Detection of a photon by a Single-Photon Emission Computed Tomography scan gamma camera. The camera can detect only photons, which are at a right angle relative to the camera. The blue arrow shows the rotation direction of the camera. Abbreviation: γ: Gamma radiation.

Figure 4

Graphical representation of radiopharmaceutical recognition by a target protein on a cancer cell surface. The graphical illustration shows a cancer cell with a mutant protein on its surface (e.g., an antigen).

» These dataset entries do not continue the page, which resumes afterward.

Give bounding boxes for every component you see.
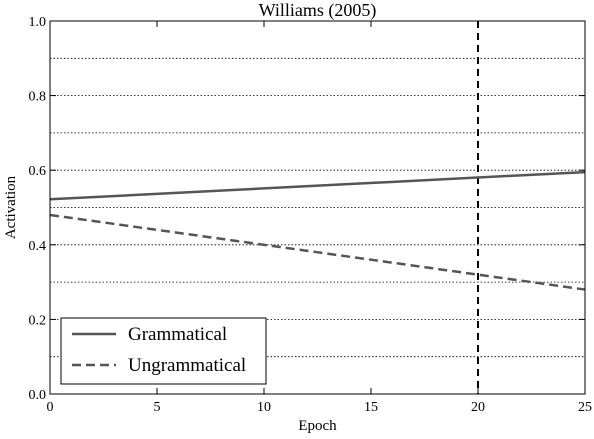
y-tick-label: 0.4 (29, 239, 47, 254)
series-line-ungrammatical (49, 213, 586, 291)
ticks: 0 5 10 15 20 25 0.0 0.2 0.4 0.6 0.8 1.0 (29, 15, 593, 415)
series-line-grammatical (49, 170, 586, 201)
legend-box (60, 317, 267, 385)
x-tick-label: 10 (257, 400, 271, 415)
x-tick-label: 15 (364, 400, 378, 415)
plot-frame (49, 20, 586, 395)
legend-label: Grammatical (128, 324, 227, 345)
y-tick-label: 0.8 (29, 90, 47, 105)
x-axis-label: Epoch (298, 418, 337, 434)
y-tick-label: 0.6 (29, 164, 47, 179)
x-tick-label: 5 (154, 400, 161, 415)
y-tick-label: 0.0 (29, 388, 47, 403)
legend: Grammatical Ungrammatical (60, 317, 267, 385)
y-tick-label: 0.2 (29, 313, 47, 328)
grid (50, 57, 585, 358)
chart-title: Williams (2005) (259, 0, 377, 21)
series-layer (49, 170, 586, 291)
legend-label: Ungrammatical (128, 355, 246, 376)
x-tick-label: 25 (578, 400, 592, 415)
x-tick-label: 20 (471, 400, 485, 415)
y-axis-label: Activation (3, 175, 19, 239)
x-tick-label: 0 (47, 400, 54, 415)
y-tick-label: 1.0 (29, 15, 47, 30)
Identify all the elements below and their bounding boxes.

The radiopharmaceutical consists of the targeting molecule (e.g., antibody against the antigen) carrying a labeled chelating agent-radionuclide complex.

Figure 5

Schematic illustration of the properties, mechanism of binding and mechanism of action of an ideal radiopharmaceutical against cancer. The radiopharmaceutical should be able to emit sufficient radiation dose and destroy the cancer cells in a tumor without affecting normal cells in a healthy tissue.

Figure 6

The effect of a theranostic pair in nuclear medicine, used for the simultaneous diagnosis and treatment of liver cancer. Cartoon images show liver tumors prior- (A) and post-treatment (B) with radioactive elements, in the form of a theranostic pair. The treatment results in elimination or shrinkage of tumors (B). The radioactivity symbol represents the radioisotopes used for radiotherapy and radiodiagnosis.

Figure 7

Summary of the chosen method or path from the production of the radionuclide to its use in nuclear medicine. The procedure involves initially the selection of an appropriate nuclear reaction (e.g., alpha, beta beams), the target precursor, the nuclear methods (e.g., cyclotron, generator), and, subsequently, the recovery/recycling of the target and the produced radionuclide’s isolation and conversion to a chelated complex, ready for application [29,53,64,68,69].